What is Escrow?
Escrow is a service which provides the public with a means of protection in the handling of funds and/or documents. In the escrow, all parties involved give their instructions to this neutral intermediary, the "escrow holder" whose duty it is to assure that no funds or property will change hands until all instructions have been carried to completion.
Escrow enables the buyer and the seller to transact business with each other through a neutral party (the escrow), thereby minimizing their risk. Once a seller and potential buyer reach an agreement, it will be time to select an escrow company. When a purchase offer has been signed by both sellers and buyers and an earnest money deposit has been put into a trust account, the transaction is said to be "in escrow."
When the escrow process is complete, the escrow service records the new deed in buyer's name, which finalizes the transaction. Note also that funds can often be held in escrow after the close; this is common when it comes to paying contractors that may have unfinished work.
In some parts of the country an impound account can be referred to as escrow. An impound account is when the lender collects an additional amount above and beyond a home owner's principal and interest payment to pay hazard insurance and property tax as they come due.
as a full-service and professionally staffed iNDEPENDENT escrow company, licensed and regulated through the Department of Business Oversight (DBO), Prominent Escrow Services, Inc. is your preferred choice!
Contact your Prominent Escrow representative if you have more questions about the escrow and real estate processess.
What is Title Insurance?
Title insurance protects against hidden title hazards that may threaten your financial investment in your home. There are two kinds of title insurance:
Lender or mortgagee protection
Most lenders require mortgagee title insurance as security for their investment in real estate, just as they may call for fire insurance and other types of coverage as investor protection. When title insurance is provided, lenders are willing to make mortgage money available in distant locales where they know little about the market. Owner’s title insurance lasts as long as the the policyholder – or their heirs – have an interest in the insured property. This may even be after they have sold the property. Depending on local practices and state law where the property is located, you may pay an additional premium for an owner’s policy or you may pay a simultaneous issue charge – usually a smaller amount – for the separate lender coverage. You may even split settlement costs with the seller for the lender’s or owner’s policy.

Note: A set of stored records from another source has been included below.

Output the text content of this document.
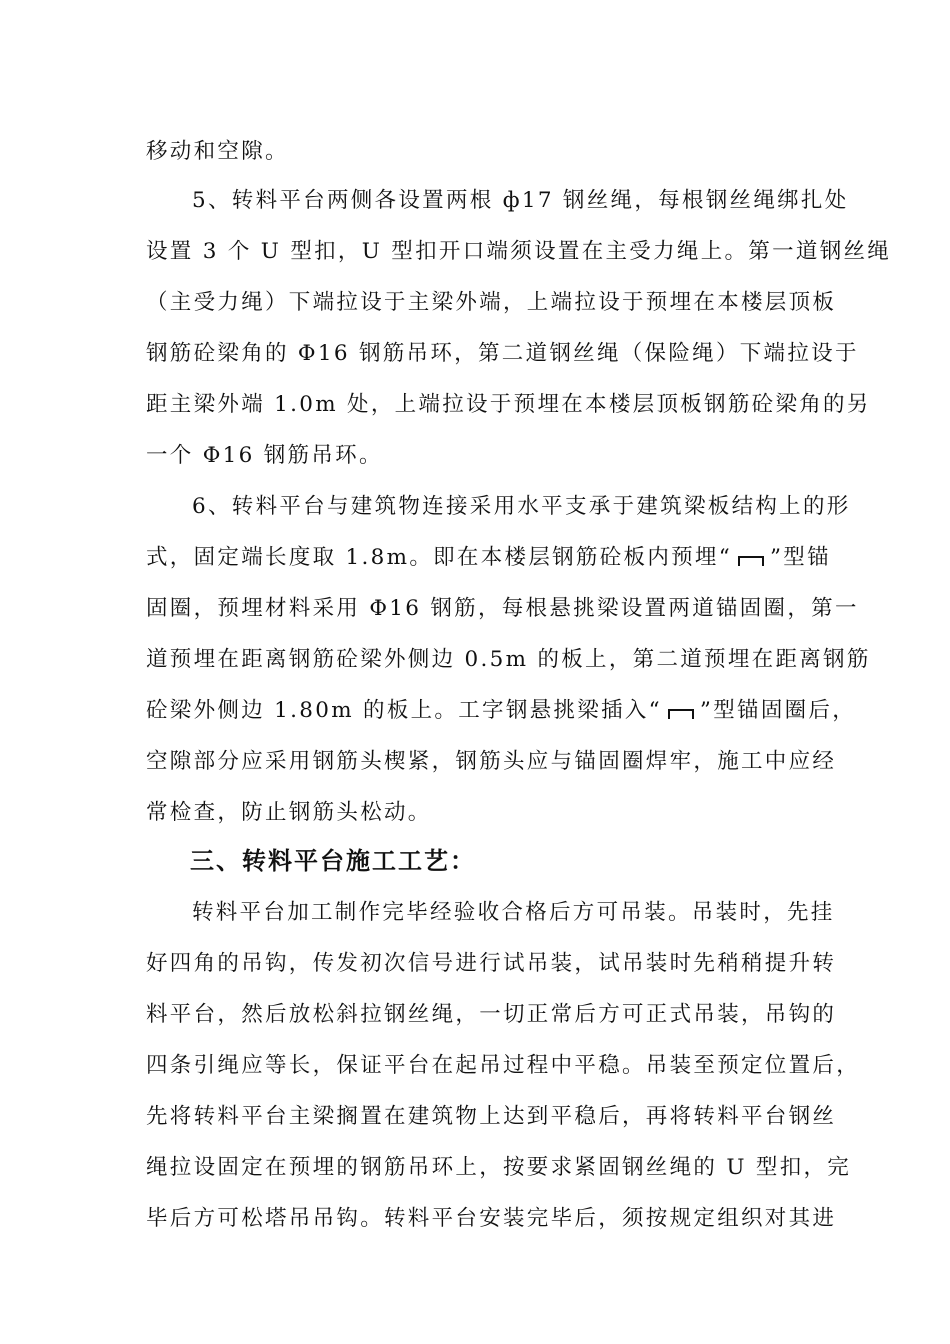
移动和空隙。
5、转料平台两侧各设置两根 ф17 钢丝绳，每根钢丝绳绑扎处
设置 3 个 U 型扣，U 型扣开口端须设置在主受力绳上。第一道钢丝绳
（主受力绳）下端拉设于主梁外端，上端拉设于预埋在本楼层顶板
钢筋砼梁角的 Φ16 钢筋吊环，第二道钢丝绳（保险绳）下端拉设于
距主梁外端 1.0m 处，上端拉设于预埋在本楼层顶板钢筋砼梁角的另
一个 Φ16 钢筋吊环。
6、转料平台与建筑物连接采用水平支承于建筑梁板结构上的形
式，固定端长度取 1.8m。即在本楼层钢筋砼板内预埋“ ”型锚
固圈，预埋材料采用 Φ16 钢筋，每根悬挑梁设置两道锚固圈，第一
道预埋在距离钢筋砼梁外侧边 0.5m 的板上，第二道预埋在距离钢筋
砼梁外侧边 1.80m 的板上。工字钢悬挑梁插入“ ”型锚固圈后，
空隙部分应采用钢筋头楔紧，钢筋头应与锚固圈焊牢，施工中应经
常检查，防止钢筋头松动。
三、转料平台施工工艺：
转料平台加工制作完毕经验收合格后方可吊装。吊装时，先挂
好四角的吊钩，传发初次信号进行试吊装，试吊装时先稍稍提升转
料平台，然后放松斜拉钢丝绳，一切正常后方可正式吊装，吊钩的
四条引绳应等长，保证平台在起吊过程中平稳。吊装至预定位置后，
先将转料平台主梁搁置在建筑物上达到平稳后，再将转料平台钢丝
绳拉设固定在预埋的钢筋吊环上，按要求紧固钢丝绳的 U 型扣，完
毕后方可松塔吊吊钩。转料平台安装完毕后，须按规定组织对其进
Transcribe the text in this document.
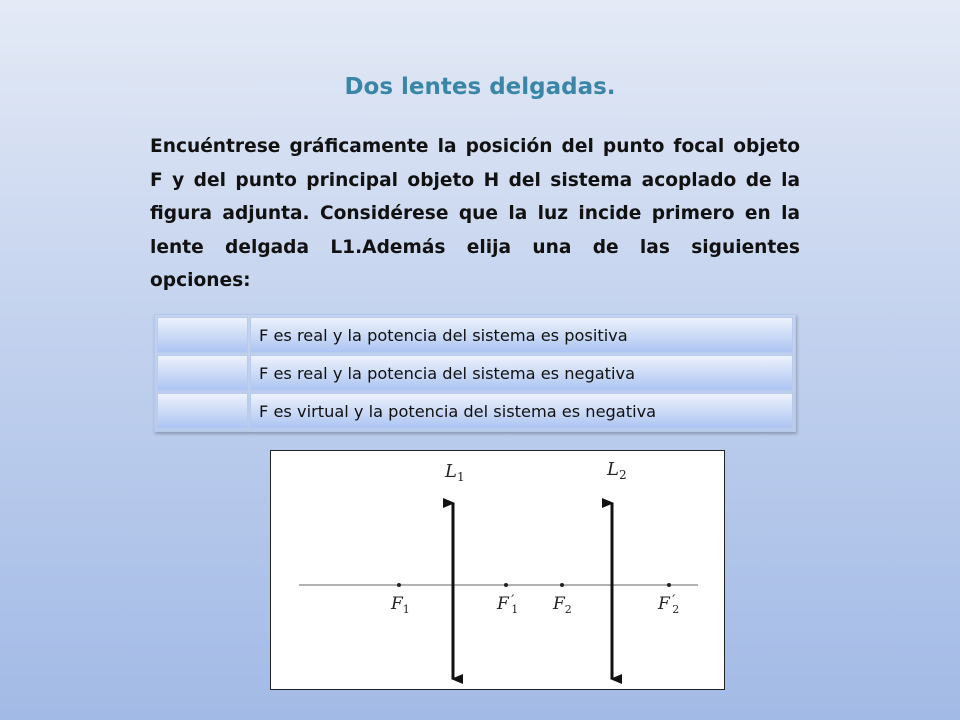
Dos lentes delgadas.

Encuéntrese gráficamente la posición del punto focal objeto F y del punto principal objeto H del sistema acoplado de la figura adjunta. Considérese que la luz incide primero en la lente delgada L1.Además elija una de las siguientes opciones:

	F es real y la potencia del sistema es positiva
	F es real y la potencia del sistema es negativa
	F es virtual y la potencia del sistema es negativa
$L_1$	$L_2$
$F_1$	F´ 1 $F_2$	F´ 2
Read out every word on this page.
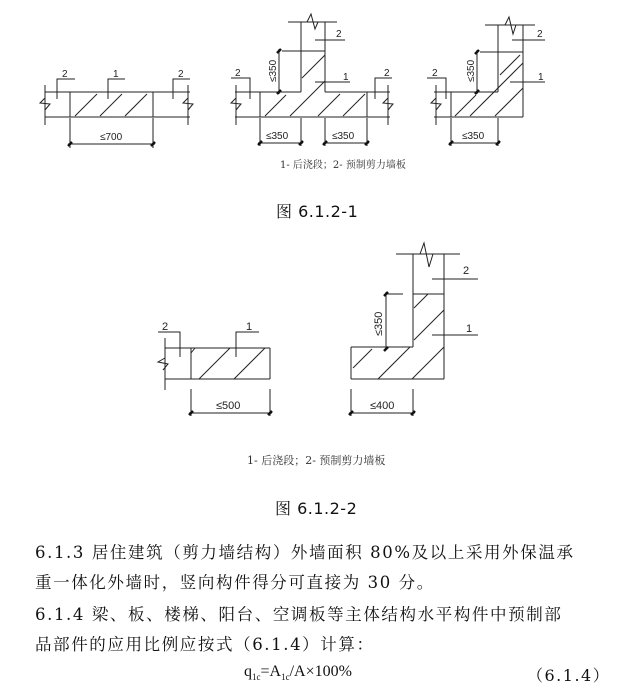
2	1	2
≤700
2
2	1	2
≤350	≤350
≤350
2
2	1
≤350
≤350
2	1
≤500
2
1
≤350
≤400
1- 后浇段；2- 预制剪力墙板
图 6.1.2-1
1- 后浇段；2- 预制剪力墙板
图 6.1.2-2
6.1.3 居住建筑（剪力墙结构）外墙面积 80%及以上采用外保温承
重一体化外墙时，竖向构件得分可直接为 30 分。
6.1.4 梁、板、楼梯、阳台、空调板等主体结构水平构件中预制部
品部件的应用比例应按式（6.1.4）计算：
$q_{1c}=A_{1c}/A\times 100\%$	（6.1.4）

How does this affect the escrow process?
A preliminary report will be created from the title company, and that preliminary report will be sent to the escrow company for review. The escrow will work with the title company, the lender and other parties to the transaction to settle items listed on the preliminary report. Once everything is cleared, the title to the property is then transferred under the terms of the escrow instructions and the appropriate title insurance policies are issued.